I have a bag of flax seed I planned on eating when I was going to be super healthy. Didn't pan out So can I add it to a soap recipe? If so when do I add it? Along with fragrance?

Thanks!!!


----------



## Bubbles Galore (Apr 8, 2011)

How old are they? They go rancid if too old. 

I wouldn't use them whole in soap as they will scratch the crap out of your skin. Grinding may be an option.  :wink:


----------



## serfmunke (Apr 9, 2011)

I will give them a sniff and see if they smell rancid cuz they may be. OK, so not whole, good to know cuz I was going to just toss them in as is


----------



## serfmunke (May 21, 2011)

I ground whole seeds up in my "Magic Bullet" and the soap turned out fabulous! So lathery and smooth with just a bit of exfoliation. I am quite pleased with myself and the soap calculator, love that thing!


----------



## carynb (Jan 8, 2020)

serfmunke said:


> I ground whole seeds up in my "Magic Bullet" and the soap turned out fabulous! So lathery and smooth with just a bit of exfoliation. I am quite pleased with myself and the soap calculator, love that thing!


Any chance you'd share your recipe?  I have 5kg of flaxseeds & no idea what to do with them ...


----------



## artemis (Jan 8, 2020)

carynb said:


> Any chance you'd share your recipe?  I have 5kg of flaxseeds & no idea what to do with them ...



I would just add a little to my favorite soap recipe, like any other additive.


----------



## There's Soap (Jan 9, 2020)

I wonder what flax seed gel would be like as an additive in soap? That would eliminate the scratchiness of the seeds themselves, but still provide some kind of flax benefit?
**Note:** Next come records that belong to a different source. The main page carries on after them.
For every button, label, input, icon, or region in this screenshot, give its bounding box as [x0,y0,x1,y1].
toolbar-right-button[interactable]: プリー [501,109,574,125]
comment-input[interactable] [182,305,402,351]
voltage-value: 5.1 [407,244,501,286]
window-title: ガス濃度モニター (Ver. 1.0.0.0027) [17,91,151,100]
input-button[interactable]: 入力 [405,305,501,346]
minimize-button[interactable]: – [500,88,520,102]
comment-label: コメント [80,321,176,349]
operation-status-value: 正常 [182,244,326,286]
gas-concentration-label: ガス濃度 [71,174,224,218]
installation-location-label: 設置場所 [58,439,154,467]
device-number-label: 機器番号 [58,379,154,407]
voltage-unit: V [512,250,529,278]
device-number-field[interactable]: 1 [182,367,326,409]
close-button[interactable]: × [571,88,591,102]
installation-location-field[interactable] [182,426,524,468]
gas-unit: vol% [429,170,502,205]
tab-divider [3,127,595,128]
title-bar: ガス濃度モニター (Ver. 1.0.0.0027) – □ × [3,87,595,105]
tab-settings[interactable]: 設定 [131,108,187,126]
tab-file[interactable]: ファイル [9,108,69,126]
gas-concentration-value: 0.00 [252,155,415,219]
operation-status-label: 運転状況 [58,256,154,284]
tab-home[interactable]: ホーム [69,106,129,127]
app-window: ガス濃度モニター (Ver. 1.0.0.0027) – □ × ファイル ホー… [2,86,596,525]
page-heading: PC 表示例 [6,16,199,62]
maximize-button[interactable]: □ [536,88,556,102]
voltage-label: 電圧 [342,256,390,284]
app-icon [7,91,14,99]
You make the gel from flax seeds, and then strain out the seeds. I've seen recipes for it around on the internet. Apparently it is good for your hair (as a natural hair gel) and can be used as an egg replacement in cooking recipes for vegans.


----------



## Relle (Jan 10, 2020)

carynb said:


> Any chance you'd share your recipe?  I have 5kg of flaxseeds & no idea what to do with them ...


This member you are speaking to hasn't been here for 1 year.


----------



## Steve85569 (Jan 13, 2020)

[QUOTE="
 Apparently it is good for your hair (as a natural hair gel) and can be used as an egg replacement in cooking recipes for vegans.[/QUOTE]

You have recipes for cooking vegans?


----------